La condamnation du leader du parti PASTEF, Ousmane Sonko, à deux ans de prison a mis le feu à la poudrière. La violence s’est emparée de plusieurs villes du Sénégal pour dénoncer un verdict jugé politique car écartant M. Sonko de la course à la présidentielle de 2024.
La rue s’embrase
C’était un verdict très attendu, il est venu avec son lot de morts, de violence et de destruction de biens. Le jeudi 1er juin 2023, Ousmane Sonko a été condamné par la chambre criminelle de Dakar à 2 ans de prison ferme pour corruption de la jeunesse et 20 millions de dommages et intérêts à payer solidairement avec la patronne du salon de massage Sweet Beauté où exerçait son accusatrice, Adji Sarr. Un verdict qui, en même temps, disculpe le leader du parti PASTEF des faits présumés de viol et menaces de mort pour lesquels il était poursuivi depuis deux ans et demi.
Une décision qui a soulevé l’ire des responsables, militants et sympathisants du parti PASTEF qui ont appelé à manifester jusqu’au départ du président Macky Sall. En effet, au-delà de la peine ferme, cette condamnation exclut Ousmane Sonko de la présidentielle de 2024 au regard des dispositions du articles L29 et L30 du code électoral.
Un scénario qui révolte les patriotes qui ont investi les rues pour exprimer leur colère. À Dakar, à Ziguinchor et dans d’autres endroits du Sénégal la violence était inouïe. Après trois jours de manifestations, le pays compte 16 morts, la plupart des jeunes âgés de moins de 30 ans. S’y ajoutent des scènes de pillages avec des commerces dévalisés puis incendiés, des stations d’essence vandalisées, l’université de Dakar saccagée, des véhicules et maisons incendiés. Le Sénégal, jadis modèle de stabilité et de démocratie offre ainsi à la face du monde le visage d’un pays profondément divisé.
Appel au calme
Face à cette vague de violences tragiques, des voix s’élèvent pour appeler au calme et à la préservation de la démocratie sénégalaise qui a toujours été présentée en modèle en Afrique. La CEDEAO, l’UEMOA, la France, l’Angleterre, les États-Unis ont exprimé leurs préoccupations et appelé les acteurs politiques à moins de passion pour un retour au calme.
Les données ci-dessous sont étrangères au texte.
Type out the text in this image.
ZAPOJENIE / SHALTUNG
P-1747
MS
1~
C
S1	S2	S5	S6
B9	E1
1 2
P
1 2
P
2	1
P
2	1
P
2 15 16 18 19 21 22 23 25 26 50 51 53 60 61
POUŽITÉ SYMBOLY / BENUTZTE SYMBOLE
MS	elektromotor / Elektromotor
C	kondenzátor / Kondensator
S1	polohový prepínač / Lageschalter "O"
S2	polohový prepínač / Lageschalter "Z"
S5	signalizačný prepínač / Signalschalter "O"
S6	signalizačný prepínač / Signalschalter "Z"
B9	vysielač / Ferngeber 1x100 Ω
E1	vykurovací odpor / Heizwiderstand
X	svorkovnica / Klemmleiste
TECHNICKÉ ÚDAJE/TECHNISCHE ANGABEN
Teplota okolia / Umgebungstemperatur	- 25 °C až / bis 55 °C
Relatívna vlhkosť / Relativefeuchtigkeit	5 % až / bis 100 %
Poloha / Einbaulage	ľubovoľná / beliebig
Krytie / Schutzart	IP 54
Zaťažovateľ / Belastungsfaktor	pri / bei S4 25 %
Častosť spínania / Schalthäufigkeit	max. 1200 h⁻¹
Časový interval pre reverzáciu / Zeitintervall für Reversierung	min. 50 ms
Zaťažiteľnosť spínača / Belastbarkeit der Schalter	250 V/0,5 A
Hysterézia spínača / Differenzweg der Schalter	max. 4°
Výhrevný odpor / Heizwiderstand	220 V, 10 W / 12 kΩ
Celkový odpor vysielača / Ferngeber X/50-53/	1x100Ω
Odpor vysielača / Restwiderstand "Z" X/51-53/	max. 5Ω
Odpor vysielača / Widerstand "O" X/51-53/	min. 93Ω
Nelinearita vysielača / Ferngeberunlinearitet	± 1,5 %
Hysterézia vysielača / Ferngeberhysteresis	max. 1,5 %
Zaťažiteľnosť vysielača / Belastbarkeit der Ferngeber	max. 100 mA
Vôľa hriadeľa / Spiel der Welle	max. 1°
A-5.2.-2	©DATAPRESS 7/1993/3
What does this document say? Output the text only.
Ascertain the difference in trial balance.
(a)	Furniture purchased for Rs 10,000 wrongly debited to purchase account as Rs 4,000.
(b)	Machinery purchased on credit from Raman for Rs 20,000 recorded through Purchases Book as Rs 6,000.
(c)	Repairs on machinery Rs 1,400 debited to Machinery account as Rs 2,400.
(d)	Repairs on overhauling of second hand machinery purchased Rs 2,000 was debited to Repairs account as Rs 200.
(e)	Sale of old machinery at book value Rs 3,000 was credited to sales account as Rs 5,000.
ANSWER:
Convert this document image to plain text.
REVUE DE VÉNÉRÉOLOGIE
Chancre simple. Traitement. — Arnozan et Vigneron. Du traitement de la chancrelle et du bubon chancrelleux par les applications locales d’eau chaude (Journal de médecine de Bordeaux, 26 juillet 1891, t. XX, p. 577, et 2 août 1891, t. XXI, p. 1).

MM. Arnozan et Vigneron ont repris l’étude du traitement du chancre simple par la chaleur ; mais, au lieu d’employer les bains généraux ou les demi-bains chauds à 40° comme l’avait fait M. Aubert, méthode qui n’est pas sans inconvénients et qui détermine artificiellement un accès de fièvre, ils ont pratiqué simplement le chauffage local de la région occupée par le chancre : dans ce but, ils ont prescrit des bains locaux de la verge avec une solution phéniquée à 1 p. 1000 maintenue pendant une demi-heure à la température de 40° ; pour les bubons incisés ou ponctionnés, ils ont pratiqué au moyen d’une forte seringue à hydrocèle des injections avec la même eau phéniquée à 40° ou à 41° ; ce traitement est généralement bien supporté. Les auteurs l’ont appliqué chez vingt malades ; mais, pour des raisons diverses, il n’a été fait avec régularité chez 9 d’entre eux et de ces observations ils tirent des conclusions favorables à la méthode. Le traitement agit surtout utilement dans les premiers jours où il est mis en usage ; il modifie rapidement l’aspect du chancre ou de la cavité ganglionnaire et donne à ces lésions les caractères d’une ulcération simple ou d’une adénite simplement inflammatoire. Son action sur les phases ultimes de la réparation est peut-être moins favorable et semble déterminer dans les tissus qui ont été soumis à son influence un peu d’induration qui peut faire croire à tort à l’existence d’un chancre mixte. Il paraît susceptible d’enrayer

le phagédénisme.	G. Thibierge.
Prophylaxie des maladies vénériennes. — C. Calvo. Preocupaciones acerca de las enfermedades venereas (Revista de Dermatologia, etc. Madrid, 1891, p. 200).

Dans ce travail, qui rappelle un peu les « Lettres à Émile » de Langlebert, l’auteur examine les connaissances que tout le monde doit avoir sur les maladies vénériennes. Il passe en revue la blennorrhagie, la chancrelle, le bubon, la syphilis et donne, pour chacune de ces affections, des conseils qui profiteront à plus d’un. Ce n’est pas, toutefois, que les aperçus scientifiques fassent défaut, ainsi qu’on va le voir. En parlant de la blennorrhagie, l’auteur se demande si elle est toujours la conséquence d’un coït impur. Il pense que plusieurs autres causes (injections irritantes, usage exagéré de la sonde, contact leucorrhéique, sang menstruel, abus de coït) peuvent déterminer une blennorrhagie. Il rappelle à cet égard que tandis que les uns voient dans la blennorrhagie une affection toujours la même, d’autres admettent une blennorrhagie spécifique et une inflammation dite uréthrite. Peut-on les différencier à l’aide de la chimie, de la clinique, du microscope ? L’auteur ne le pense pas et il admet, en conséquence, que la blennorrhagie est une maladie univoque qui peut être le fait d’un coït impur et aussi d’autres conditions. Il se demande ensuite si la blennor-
Au plan local, des autorités religieuses et plusieurs porteurs de voix (footballeurs, artistes, activistes) sont montés au créneau pour un retour au calme. Paradoxalement, ces incidents surviennent au lendemain du lancement du dialogue national initié par le président Macky Sall et auquel la majorité des partis d’opposition et certaines organisations de la société civile ont refusé de répondre.
Toujours est-il, malgré la désescalade observée ces dernières heures, la situation reste encore tendue avec le déploiement de l’armée à certains endroits stratégiques. En effet, du côté de l’État on évoque l’infiltration du pays par des « forces occultes et subversives » qui ont pour mission de profiter des manifestations pour semer le chaos. D’ailleurs des images de supposés manifestants armés de pistolet et de fusil sont exhibées par le gouvernement pour étayer cette thèse.
Pour l’heure les deux camps pouvoir et PASTEF se regardent en chiens de faïence, chacun campant sur ces certitudes, ce inquiète les populations à Dakar et à Ziguinchor dont Ousmane Sonko est le maire. Pour le moment la capitale sénégalaise offre le décor d’une ville à l’arrêt avec banques et commerces fermés. Les prochains jours s’annoncent décisifs.